Shafi Lodhi, MD

Psychiatrist

Medical Director

  • Veterans Support

Narrative of Services:

Bay Area Neuropsychiatry is a telemedicine practice offering psychiatric and neuropsychiatric care for OCD across the full spectrum: from new diagnoses to treatment-resistant presentations. Services include comprehensive diagnostic evaluation, evidence-based pharmacotherapy (SSRIs at OCD-range dosing, clomipramine, and augmentation strategies when warranted), management of co-occurring ADHD, mood, anxiety, and tic disorders, and coordinated care with ERP-trained therapists. The neuropsychiatric framing is particularly useful when OCD overlaps with tic disorders, executive dysfunction, or other neurobehavioral features. We see patients via telemedicine across multiple licensed states.

Treatment of Co-occurring Disorders:

My approach prioritizes diagnostic clarity before sequencing treatment. I stabilize the most functionally impairing condition first, while treating OCD with adequate-dose SSRI trials and clomipramine when indicated. With ADHD, I monitor stimulants for OCD symptom shifts. With mood disorders, I screen for bipolarity before antidepressant initiation. With anxiety, I leverage shared SSRI mechanisms but titrate to OCD-range doses. With tics, I consider alpha-2 agonists or agents addressing both phenotypes. I coordinate closely with ERP-trained therapists, pharmacotherapy alone rarely suffices. When response stalls, I revisit formulation rather than reflexively augment.

Training Description:

My training includes general adult psychiatry residency, followed by dual fellowships at Stanford in neuropsychiatry and forensic psychiatry. OCD was integrated throughout this training, particularly within the neuropsychiatric framework where OCD overlaps with tic disorders, basal ganglia circuitry, and treatment-resistant presentations. I subsequently held a faculty affiliation with Harvard Medical School / Massachusetts General Hospital. I have approximately 9 years of clinical experience treating OCD across outpatient, consultative, and telemedicine settings, with ongoing engagement in the literature on OCD pharmacotherapy, comorbidity management, and treatment-resistant approaches.

Diversity Statement:

My practice serves patients from diverse cultural and religious backgrounds, including substantial work with South Asian, Middle Eastern, and Muslim communities; populations underrepresented in much OCD research and treatment literature. I have particular familiarity with religious scrupulosity presentations and the clinical task of distinguishing authentic religious practice from OCD-driven compulsions or pathological reassurance-seeking, and I’m comfortable coordinating with religious authorities as adjunct support when patients wish. I attend carefully to family-system dynamics, intergenerational stigma around psychiatric care, and culturally specific shame that often shapes help-seeking and treatment adherence.
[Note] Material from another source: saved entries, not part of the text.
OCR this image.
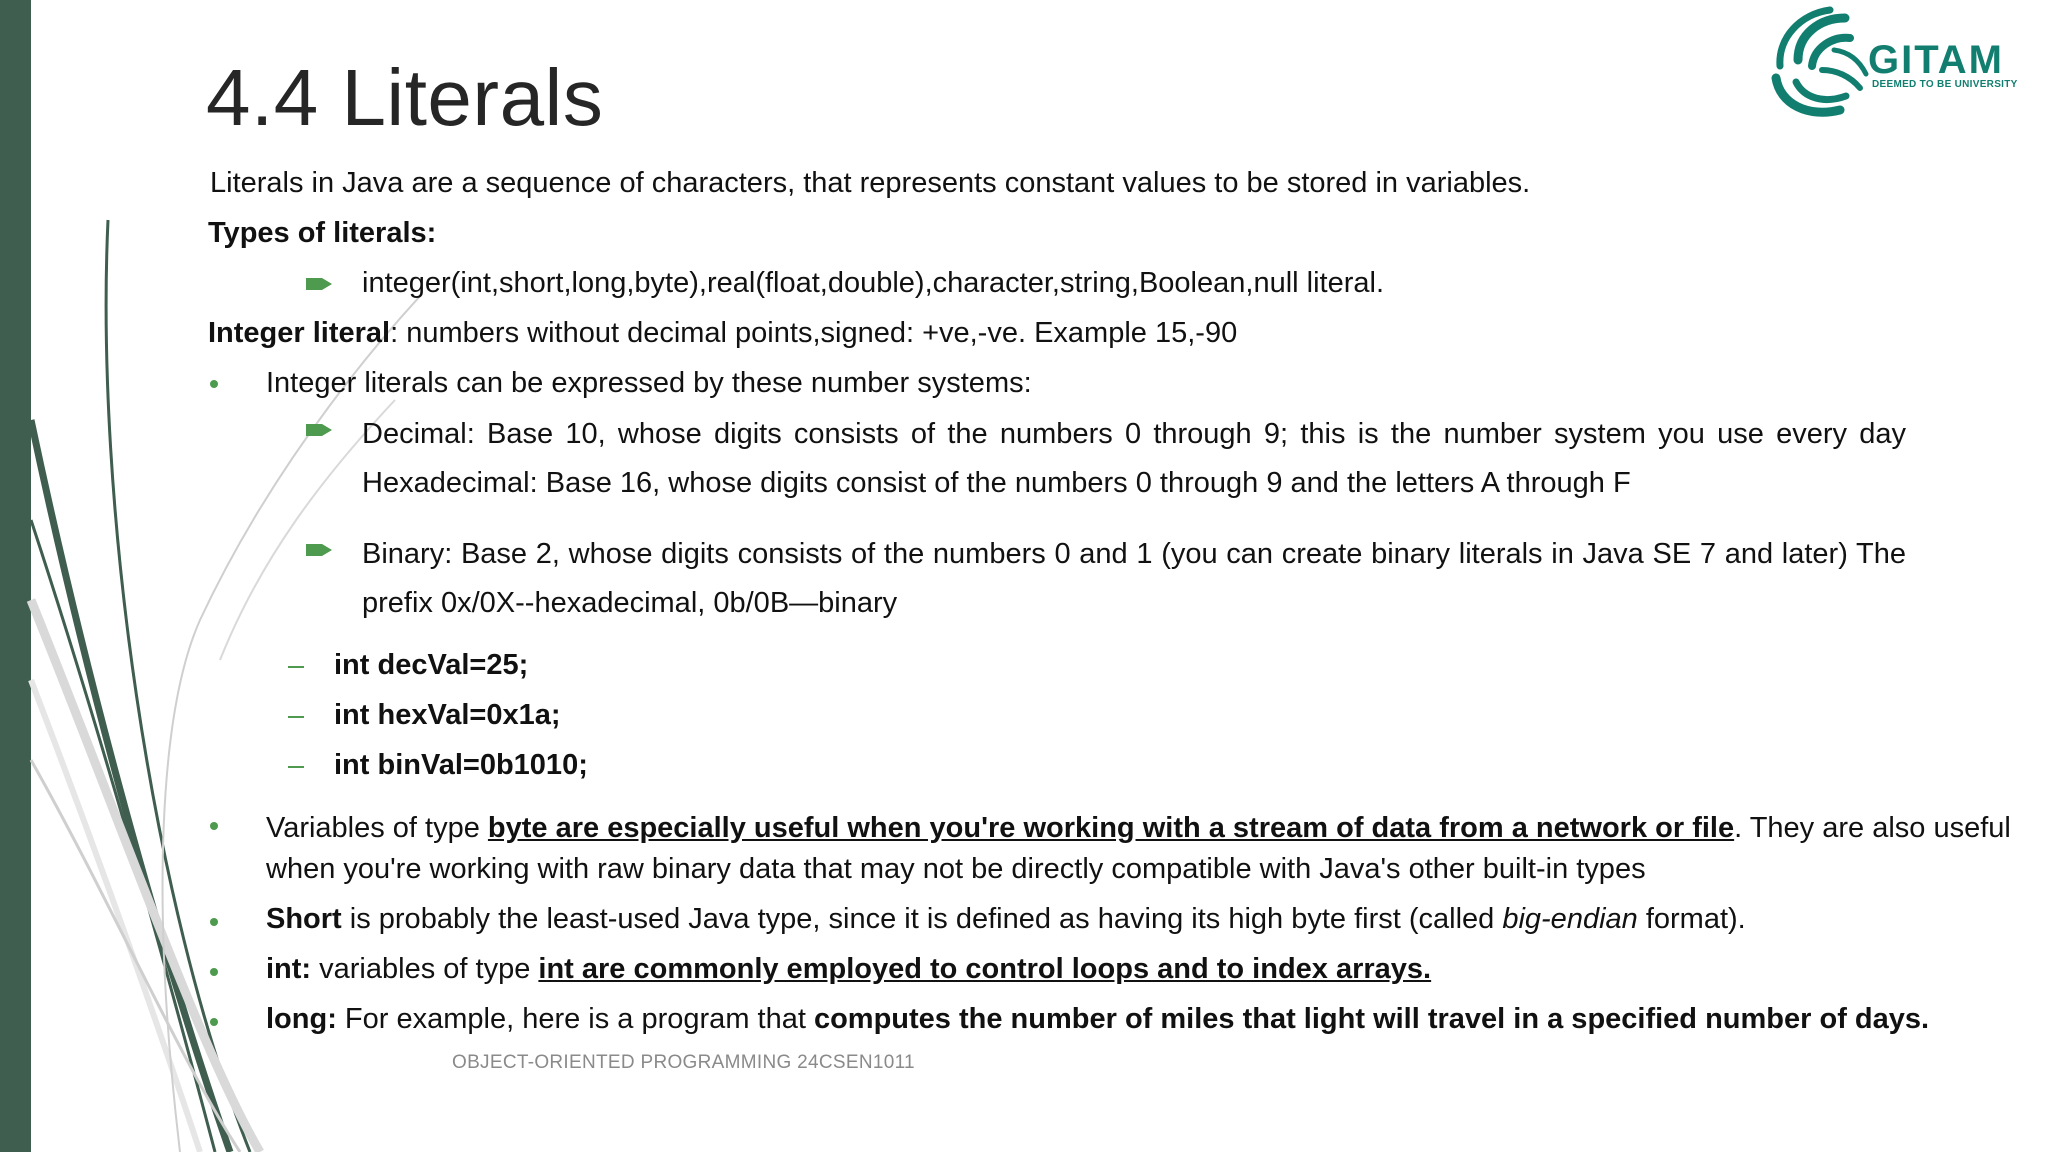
4.4 Literals	GITAM
DEEMED TO BE UNIVERSITY
Literals in Java are a sequence of characters, that represents constant values to be stored in variables.
Types of literals:
integer(int,short,long,byte),real(float,double),character,string,Boolean,null literal.
Integer literal: numbers without decimal points,signed: +ve,-ve. Example 15,-90
Integer literals can be expressed by these number systems:
Decimal: Base 10, whose digits consists of the numbers 0 through 9; this is the number system you use every day Hexadecimal: Base 16, whose digits consist of the numbers 0 through 9 and the letters A through F
Binary: Base 2, whose digits consists of the numbers 0 and 1 (you can create binary literals in Java SE 7 and later) The prefix 0x/0X--hexadecimal, 0b/0B—binary
int decVal=25;
int hexVal=0x1a;
int binVal=0b1010;
Variables of type byte are especially useful when you're working with a stream of data from a network or file. They are also useful when you're working with raw binary data that may not be directly compatible with Java's other built-in types
Short is probably the least-used Java type, since it is defined as having its high byte first (called big-endian format).
int: variables of type int are commonly employed to control loops and to index arrays.
long: For example, here is a program that computes the number of miles that light will travel in a specified number of days.
OBJECT-ORIENTED PROGRAMMING 24CSEN1011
Formal cultural competency training is integrated into psychiatric residency and fellowship including the DSM-5 Cultural Formulation Interview, attention to language, religion, and immigration history in psychiatric presentation, and the culturally informed assessment that forensic psychiatry requires. My Stanford fellowship training emphasized this in evaluees from diverse cultural and linguistic backgrounds. Beyond formal training, my background as a physician of South Asian Muslim heritage informs my work with patients navigating cultural and religious frameworks around mental illness, and I read ongoing literature on cross-cultural and religiously informed psychiatric care.